“I musei devono tornare ad essere crocevia di dialogo”; devono “spalancare il proprio portale sulla piazza”. Lo ha detto oggi il card. Gianfranco Ravasi, presidente del Pontificio Consiglio della cultura, nel suo saluto in apertura del convegno internazionale “I musei ecclesiastici testimoni di futuro”, promosso a Roma fino a domani dall’Ufficio nazionale per i beni culturali ecclesiastici e l’edilizia di culto della Cei, dal suddetto Dicastero vaticano, dalla Pontificia Università Gregoriana e dall’Amei-Associazione musei ecclesiastici italiani, in collaborazione con l’Ambasciata d’Italia presso la Santa Sede che ne ha ospitato la prima giornata. Partendo dalla propria lunga esperienza in qualità di prefetto della Biblioteca e della Pinacoteca ambrosiana, il cardinale ha anzitutto invitato alla “interazione tra i beni culturali” creando una sorta di “arcobaleno multicolore”.
“Tutti i musei – ha aggiunto – vivono sempre tra due poli: la tutela e la fruizione. La tutela è il passato, la nostra grande eredità che deve essere custodita, e sappiamo quanto sia complesso il sistema delle questioni collegate alla tutela”. Per quanto riguarda la fruizione, ha fatto notare, essa “oggi ha una declinazione completamente nuova”. Basti pensare “a tutto l’orizzonte dell’infosfera in cui siamo immersi, alla dimensione del digitale che consente ai musei di mettersi in rete”, ma anche alla varietà dei servizi che i musei oggi offrono al pubblico.

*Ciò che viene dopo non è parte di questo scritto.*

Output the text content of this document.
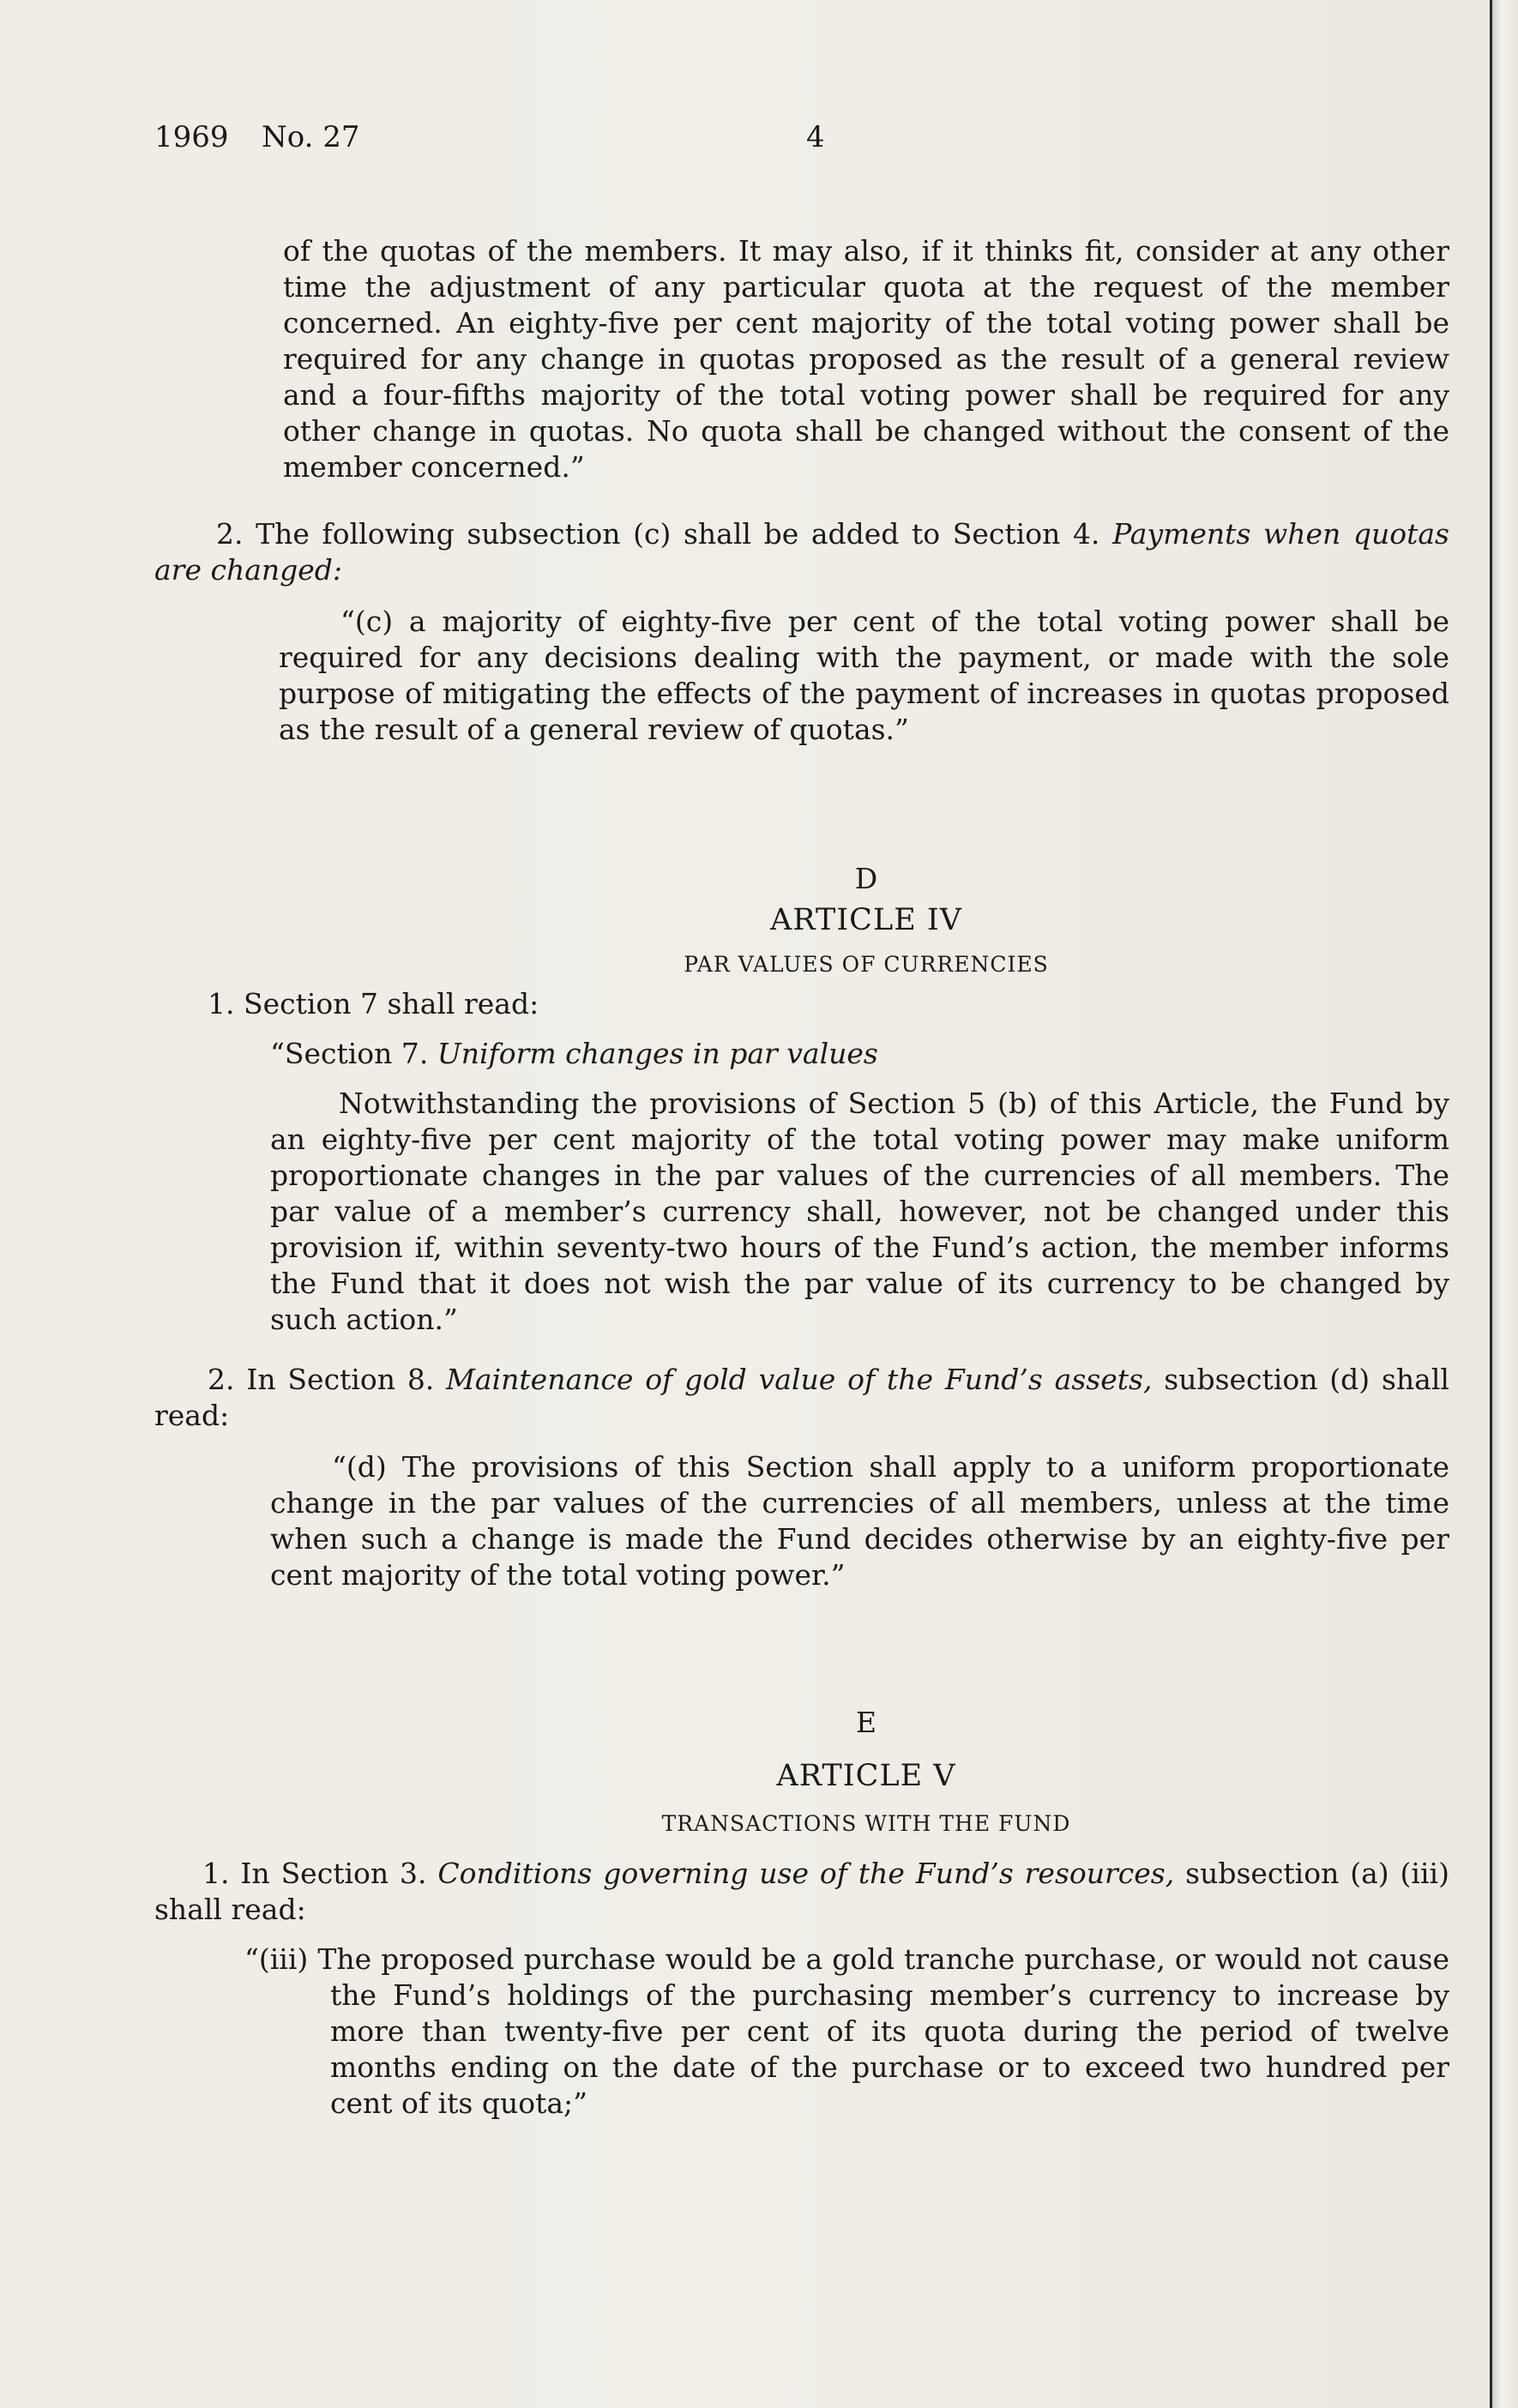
1969 No. 27	4

of the quotas of the members. It may also, if it thinks fit, consider at any other time the adjustment of any particular quota at the request of the member concerned. An eighty-five per cent majority of the total voting power shall be required for any change in quotas proposed as the result of a general review and a four-fifths majority of the total voting power shall be required for any other change in quotas. No quota shall be changed without the consent of the member concerned.”

2. The following subsection (c) shall be added to Section 4. Payments when quotas are changed:

“(c) a majority of eighty-five per cent of the total voting power shall be required for any decisions dealing with the payment, or made with the sole purpose of mitigating the effects of the payment of increases in quotas proposed as the result of a general review of quotas.”

D

ARTICLE IV

PAR VALUES OF CURRENCIES

1. Section 7 shall read:

“Section 7. Uniform changes in par values

Notwithstanding the provisions of Section 5 (b) of this Article, the Fund by an eighty-five per cent majority of the total voting power may make uniform proportionate changes in the par values of the currencies of all members. The par value of a member’s currency shall, however, not be changed under this provision if, within seventy-two hours of the Fund’s action, the member informs the Fund that it does not wish the par value of its currency to be changed by such action.”

2. In Section 8. Maintenance of gold value of the Fund’s assets, subsection (d) shall read:

“(d) The provisions of this Section shall apply to a uniform proportionate change in the par values of the currencies of all members, unless at the time when such a change is made the Fund decides otherwise by an eighty-five per cent majority of the total voting power.”

E

ARTICLE V

TRANSACTIONS WITH THE FUND

1. In Section 3. Conditions governing use of the Fund’s resources, subsection (a) (iii) shall read:

“(iii) The proposed purchase would be a gold tranche purchase, or would not cause the Fund’s holdings of the purchasing member’s currency to increase by more than twenty-five per cent of its quota during the period of twelve months ending on the date of the purchase or to exceed two hundred per cent of its quota;”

Secondo Ravasi, inoltre, “i musei devono essere vitali e tornare, come anche le altre istituzioni culturali, ad essere dei crocevia di dialogo. Il portale che custodisce i tesori deve essere spalancato sulla società, sulla piazza, sulla cultura e sulle loro istanze”, la terza indicazione del porporato. Di qui l’importanza degli incontri organizzati al loro interno e delle iniziative didattiche, “a livello accademico ma anche a livello dei bambini”. E “su questo si fa molto”. Capitolo allestimento: “È importante tener conto degli orizzonti, delle aureole che devono circondare le opere esposte”. Strategica, nonostante la sua “grammatica completamente diversa”, l’apertura all’arte contemporanea. “Sono convinto – ha concluso il card. Ravasi – che i musei ecclesiastici debbano diventare anche luoghi di catechesi e di kerygma per coloro che non conoscono quasi nulla, o poco, del messaggio spirituale che noi offriamo. Luoghi di cultura in senso pieno, ma anche luoghi di pastorale”.